The perceptions of different abilities for indigenous athletes compared to non-indigenous Australians require investigation, to see if there is any scientific basis to the physical aspects of the stereotype. No scientific research on the physiological attributes of indigenous Australians has been found. The research that has been conducted in this area, by Hallinan et al. (1991), has focused more on sociological factors and discrimination, showing differences in playing positions and opportunity for indigenous players.

Our Study

A study was conducted using athlete data from the Northern Territory of Sport (Wood et al. 2000), comparing the size and performance characteristics of indigenous and non-indigenous AFL players on their scholarship program between 1997 and 2000.

The fitness test measurements that were taken included age, height, mass, skinfold total, vertical jump, and also in an AFL specific vertical jump test off a single leg with a 5-stride run-up, 40m sprint with timing gates to measure splits at 10, 20 and 40 meters, and the beep test to measure aerobic fitness.
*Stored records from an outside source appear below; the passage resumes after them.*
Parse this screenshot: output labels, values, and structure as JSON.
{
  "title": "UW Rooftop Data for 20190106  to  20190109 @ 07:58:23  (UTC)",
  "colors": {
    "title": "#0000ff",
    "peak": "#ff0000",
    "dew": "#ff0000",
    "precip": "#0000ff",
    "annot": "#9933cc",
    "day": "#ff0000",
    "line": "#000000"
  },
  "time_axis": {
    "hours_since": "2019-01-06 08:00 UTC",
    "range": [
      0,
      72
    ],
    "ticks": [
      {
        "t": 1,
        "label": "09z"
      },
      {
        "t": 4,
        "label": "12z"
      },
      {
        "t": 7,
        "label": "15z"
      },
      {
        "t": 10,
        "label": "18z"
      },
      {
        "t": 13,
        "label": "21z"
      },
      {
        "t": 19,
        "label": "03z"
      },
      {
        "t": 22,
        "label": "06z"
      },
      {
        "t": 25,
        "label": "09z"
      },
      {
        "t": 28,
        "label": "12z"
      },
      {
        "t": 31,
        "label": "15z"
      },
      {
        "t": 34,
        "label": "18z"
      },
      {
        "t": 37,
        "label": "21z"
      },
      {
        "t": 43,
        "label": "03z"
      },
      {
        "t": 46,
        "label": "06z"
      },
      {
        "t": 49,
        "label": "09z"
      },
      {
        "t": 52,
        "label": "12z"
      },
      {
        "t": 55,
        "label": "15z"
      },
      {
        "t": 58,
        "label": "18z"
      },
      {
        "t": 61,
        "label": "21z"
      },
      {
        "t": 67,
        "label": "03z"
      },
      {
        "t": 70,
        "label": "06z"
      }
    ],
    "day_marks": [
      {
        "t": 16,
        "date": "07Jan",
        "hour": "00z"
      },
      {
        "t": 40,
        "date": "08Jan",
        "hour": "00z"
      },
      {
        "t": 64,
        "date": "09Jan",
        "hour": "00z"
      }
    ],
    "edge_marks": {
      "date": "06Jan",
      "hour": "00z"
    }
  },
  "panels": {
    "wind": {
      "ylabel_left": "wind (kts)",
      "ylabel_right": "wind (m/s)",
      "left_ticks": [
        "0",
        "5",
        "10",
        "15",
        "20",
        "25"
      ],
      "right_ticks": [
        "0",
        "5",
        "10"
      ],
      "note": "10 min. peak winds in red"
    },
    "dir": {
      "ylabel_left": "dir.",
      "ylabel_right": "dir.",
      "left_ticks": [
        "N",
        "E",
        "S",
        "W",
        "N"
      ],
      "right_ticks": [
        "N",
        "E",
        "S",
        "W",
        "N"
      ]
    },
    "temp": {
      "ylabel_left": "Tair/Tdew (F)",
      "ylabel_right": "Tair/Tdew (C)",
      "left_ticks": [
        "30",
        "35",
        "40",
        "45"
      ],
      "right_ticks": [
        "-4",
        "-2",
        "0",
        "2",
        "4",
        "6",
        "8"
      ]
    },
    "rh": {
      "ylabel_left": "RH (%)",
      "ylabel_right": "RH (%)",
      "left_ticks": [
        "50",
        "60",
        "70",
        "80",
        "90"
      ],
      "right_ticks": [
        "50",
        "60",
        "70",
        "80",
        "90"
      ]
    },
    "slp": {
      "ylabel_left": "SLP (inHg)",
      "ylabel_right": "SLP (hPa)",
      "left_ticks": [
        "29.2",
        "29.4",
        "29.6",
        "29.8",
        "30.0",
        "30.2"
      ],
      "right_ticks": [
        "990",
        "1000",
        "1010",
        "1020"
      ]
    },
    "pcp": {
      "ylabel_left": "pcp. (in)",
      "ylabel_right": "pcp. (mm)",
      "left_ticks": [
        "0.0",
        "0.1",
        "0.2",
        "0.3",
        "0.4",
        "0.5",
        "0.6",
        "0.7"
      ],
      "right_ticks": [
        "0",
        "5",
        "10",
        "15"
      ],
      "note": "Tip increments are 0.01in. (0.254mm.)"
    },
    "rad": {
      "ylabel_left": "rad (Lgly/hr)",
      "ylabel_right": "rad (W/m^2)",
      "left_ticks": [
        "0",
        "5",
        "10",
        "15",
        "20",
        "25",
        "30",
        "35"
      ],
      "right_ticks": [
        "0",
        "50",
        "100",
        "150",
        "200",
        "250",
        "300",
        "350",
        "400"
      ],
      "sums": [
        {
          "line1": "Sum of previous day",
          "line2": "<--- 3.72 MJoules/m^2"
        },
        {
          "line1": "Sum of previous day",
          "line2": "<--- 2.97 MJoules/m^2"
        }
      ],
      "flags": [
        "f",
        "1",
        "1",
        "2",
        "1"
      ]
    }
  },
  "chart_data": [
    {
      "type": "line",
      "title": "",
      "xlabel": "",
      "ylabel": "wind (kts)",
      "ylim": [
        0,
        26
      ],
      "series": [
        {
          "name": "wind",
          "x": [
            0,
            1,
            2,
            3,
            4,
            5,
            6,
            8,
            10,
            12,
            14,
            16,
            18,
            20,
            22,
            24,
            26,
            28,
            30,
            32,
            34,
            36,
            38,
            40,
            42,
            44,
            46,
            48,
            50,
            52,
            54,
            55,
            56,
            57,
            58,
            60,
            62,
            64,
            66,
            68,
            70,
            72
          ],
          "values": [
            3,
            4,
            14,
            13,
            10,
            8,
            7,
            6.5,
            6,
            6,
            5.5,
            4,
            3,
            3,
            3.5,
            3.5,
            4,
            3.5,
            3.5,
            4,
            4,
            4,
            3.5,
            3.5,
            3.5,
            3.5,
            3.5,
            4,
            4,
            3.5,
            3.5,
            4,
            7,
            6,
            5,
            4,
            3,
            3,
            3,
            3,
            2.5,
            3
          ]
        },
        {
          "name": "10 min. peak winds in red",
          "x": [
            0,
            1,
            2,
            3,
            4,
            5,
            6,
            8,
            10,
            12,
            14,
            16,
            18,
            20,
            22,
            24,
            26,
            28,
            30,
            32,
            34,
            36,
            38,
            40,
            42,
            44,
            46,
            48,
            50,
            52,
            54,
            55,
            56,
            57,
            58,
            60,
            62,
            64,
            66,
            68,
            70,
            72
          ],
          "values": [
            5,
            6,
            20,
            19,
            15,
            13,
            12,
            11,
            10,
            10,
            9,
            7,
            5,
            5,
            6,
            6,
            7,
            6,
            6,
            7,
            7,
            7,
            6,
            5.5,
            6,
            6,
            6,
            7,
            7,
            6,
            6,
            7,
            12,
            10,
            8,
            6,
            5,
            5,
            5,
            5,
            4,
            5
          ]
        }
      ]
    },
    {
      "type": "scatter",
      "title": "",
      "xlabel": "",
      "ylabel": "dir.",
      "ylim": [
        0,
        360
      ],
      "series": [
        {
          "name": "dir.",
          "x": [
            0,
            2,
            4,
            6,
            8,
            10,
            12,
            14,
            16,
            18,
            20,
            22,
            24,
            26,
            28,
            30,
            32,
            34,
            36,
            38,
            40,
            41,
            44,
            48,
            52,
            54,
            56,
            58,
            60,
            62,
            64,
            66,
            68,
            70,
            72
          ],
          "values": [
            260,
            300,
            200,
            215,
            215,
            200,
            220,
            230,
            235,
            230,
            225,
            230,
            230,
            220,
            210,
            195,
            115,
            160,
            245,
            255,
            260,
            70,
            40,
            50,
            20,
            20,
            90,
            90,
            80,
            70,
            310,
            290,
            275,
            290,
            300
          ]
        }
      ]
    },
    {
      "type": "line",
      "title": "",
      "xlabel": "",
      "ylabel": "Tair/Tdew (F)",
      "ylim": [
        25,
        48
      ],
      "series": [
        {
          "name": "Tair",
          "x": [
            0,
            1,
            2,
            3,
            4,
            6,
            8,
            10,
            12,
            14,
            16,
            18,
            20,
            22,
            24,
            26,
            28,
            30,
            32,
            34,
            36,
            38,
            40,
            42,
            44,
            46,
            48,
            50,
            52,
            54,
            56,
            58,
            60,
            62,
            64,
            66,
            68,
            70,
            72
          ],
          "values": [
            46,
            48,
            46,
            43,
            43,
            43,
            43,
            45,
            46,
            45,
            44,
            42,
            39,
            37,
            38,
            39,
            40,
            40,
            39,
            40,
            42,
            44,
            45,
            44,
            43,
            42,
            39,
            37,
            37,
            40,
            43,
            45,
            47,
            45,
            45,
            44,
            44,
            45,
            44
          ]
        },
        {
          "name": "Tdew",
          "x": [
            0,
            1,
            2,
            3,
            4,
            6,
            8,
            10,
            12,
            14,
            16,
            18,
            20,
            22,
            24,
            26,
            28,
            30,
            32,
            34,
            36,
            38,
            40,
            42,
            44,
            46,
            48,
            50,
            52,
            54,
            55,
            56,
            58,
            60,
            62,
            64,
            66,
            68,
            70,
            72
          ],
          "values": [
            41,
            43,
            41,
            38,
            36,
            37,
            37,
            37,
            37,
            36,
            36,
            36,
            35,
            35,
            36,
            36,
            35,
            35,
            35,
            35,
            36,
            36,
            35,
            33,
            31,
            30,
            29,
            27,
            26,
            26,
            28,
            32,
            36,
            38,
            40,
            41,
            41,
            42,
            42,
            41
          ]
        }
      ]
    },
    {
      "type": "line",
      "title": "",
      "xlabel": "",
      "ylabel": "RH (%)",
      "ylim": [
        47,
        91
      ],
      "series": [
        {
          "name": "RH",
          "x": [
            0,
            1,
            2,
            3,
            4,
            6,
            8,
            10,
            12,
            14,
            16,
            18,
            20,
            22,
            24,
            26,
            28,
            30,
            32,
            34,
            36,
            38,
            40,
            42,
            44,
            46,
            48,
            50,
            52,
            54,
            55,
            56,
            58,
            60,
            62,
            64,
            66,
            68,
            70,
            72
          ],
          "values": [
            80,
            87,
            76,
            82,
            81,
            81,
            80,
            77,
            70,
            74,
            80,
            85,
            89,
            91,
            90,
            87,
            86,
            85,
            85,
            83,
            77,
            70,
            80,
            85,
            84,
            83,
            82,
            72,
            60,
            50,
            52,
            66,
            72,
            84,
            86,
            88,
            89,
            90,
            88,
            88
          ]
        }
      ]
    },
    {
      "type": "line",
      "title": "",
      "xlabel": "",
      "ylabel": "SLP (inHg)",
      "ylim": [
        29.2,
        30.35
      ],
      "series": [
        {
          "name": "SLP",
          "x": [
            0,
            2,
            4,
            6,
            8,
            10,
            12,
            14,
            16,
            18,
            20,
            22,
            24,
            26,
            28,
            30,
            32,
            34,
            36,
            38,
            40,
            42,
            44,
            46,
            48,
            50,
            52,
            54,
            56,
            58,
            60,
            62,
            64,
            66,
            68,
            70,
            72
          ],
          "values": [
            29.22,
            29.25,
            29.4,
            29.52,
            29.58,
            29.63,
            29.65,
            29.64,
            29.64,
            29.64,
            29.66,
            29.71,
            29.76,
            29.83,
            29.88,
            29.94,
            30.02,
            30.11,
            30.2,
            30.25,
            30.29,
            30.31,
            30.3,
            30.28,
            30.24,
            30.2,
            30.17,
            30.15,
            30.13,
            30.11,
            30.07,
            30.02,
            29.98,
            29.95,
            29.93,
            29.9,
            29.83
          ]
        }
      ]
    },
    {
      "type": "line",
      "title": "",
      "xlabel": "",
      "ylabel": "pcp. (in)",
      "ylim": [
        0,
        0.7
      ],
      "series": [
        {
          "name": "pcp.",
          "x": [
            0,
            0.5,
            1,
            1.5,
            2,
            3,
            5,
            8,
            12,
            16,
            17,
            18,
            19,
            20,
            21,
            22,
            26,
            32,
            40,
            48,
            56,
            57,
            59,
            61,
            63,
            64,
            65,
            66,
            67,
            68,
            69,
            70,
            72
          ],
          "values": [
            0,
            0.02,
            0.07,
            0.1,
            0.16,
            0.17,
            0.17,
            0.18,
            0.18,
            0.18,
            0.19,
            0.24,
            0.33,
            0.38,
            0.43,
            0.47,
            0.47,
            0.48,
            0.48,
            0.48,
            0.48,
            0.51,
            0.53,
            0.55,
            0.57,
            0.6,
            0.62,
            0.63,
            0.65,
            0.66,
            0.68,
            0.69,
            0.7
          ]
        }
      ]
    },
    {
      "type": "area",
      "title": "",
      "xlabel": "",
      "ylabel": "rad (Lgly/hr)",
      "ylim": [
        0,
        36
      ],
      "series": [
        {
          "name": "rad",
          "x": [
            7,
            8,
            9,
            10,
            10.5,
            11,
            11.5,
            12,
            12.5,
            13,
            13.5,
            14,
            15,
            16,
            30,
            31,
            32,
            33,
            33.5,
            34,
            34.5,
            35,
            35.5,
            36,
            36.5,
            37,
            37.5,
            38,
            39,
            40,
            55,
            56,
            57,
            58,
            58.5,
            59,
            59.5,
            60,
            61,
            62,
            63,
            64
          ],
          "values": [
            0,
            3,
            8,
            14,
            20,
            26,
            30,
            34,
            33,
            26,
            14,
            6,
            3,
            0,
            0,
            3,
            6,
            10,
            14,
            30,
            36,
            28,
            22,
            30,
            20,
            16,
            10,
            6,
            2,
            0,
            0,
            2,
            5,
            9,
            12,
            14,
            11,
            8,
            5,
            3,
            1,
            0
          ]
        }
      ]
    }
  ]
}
Analysis of the player data found the indigenous players were significantly shorter, on average by 4cm. They also tended to be lighter, though not significantly, possibly as a result of them tending to have a higher skinfold level. There was no difference in leg power, as indicated by both vertical jump tests. As for running speed, the indigenous players were significantly faster over 10, 20 and 40 meters, most of the speed difference was over the first 10 meters. Aerobically, there was no difference between the groups, with both achieving close to level 11 on the beep test.

Regional & Positional Affects

In Australia, to be considered indigenous, you do not have to prove any particular level of indigenous ancestry. Therefore, this indigenous group may include a wide range of genetic mixes. The indigenous population from the regional areas of the NT, the communities, are culturally different than those from the Darwin area, and are also generally more likely to be full-blooded or close to full-blooded Aboriginals. The players from outside of the Darwin area were generally less athletic. They tended to be lighter, have lower skinfold levels, slower 10m sprint times and lower aerobic fitness.

The fitness differences of the indigenous players may be a consequence of a bias based on a greater representation of players from certain playing positions. There were more indigenous players along the centre-line, while there were more non-indigenous players playing along the half-lines. In the positions generally requiring taller players, the ruck and full forward and full back positions, there were slightly greater numbers of non-indigenous players, though the sample size was small.

In the paper by Hallinan, they found a similar pattern in the rucks and end field positions. They concluded that the positional segregation is an indicator of discrimination, though it may also just be the case of the players being placed in positions better suited to their physical size and physiological attributes. For example, the centre-line positions, which had a higher proportion of indigenous players, is a position in which height is not as important and where speed is an advantage.


These fitness test results support the public perception that indigenous AFL players are faster. Other aspects of the stereotype, skill and agility, were not measured. However, it could reasonably be seen that the smaller and lighter indigenous players may require greater agility and skill levels to compete on an equal level with their generally larger non-indigenous opponents.

Although it was found that the indigenous players from the NTIS squad were shorter and faster, this does not necessarily apply to other groups of indigenous athletes or the population in general.

This preliminary study highlights the need for further research on the physiological and skill levels of indigenous athletes. More detailed physiological, biological and genetic studies are warranted to investigate this important area of research, though there are ethical and cultural difficulties hindering this.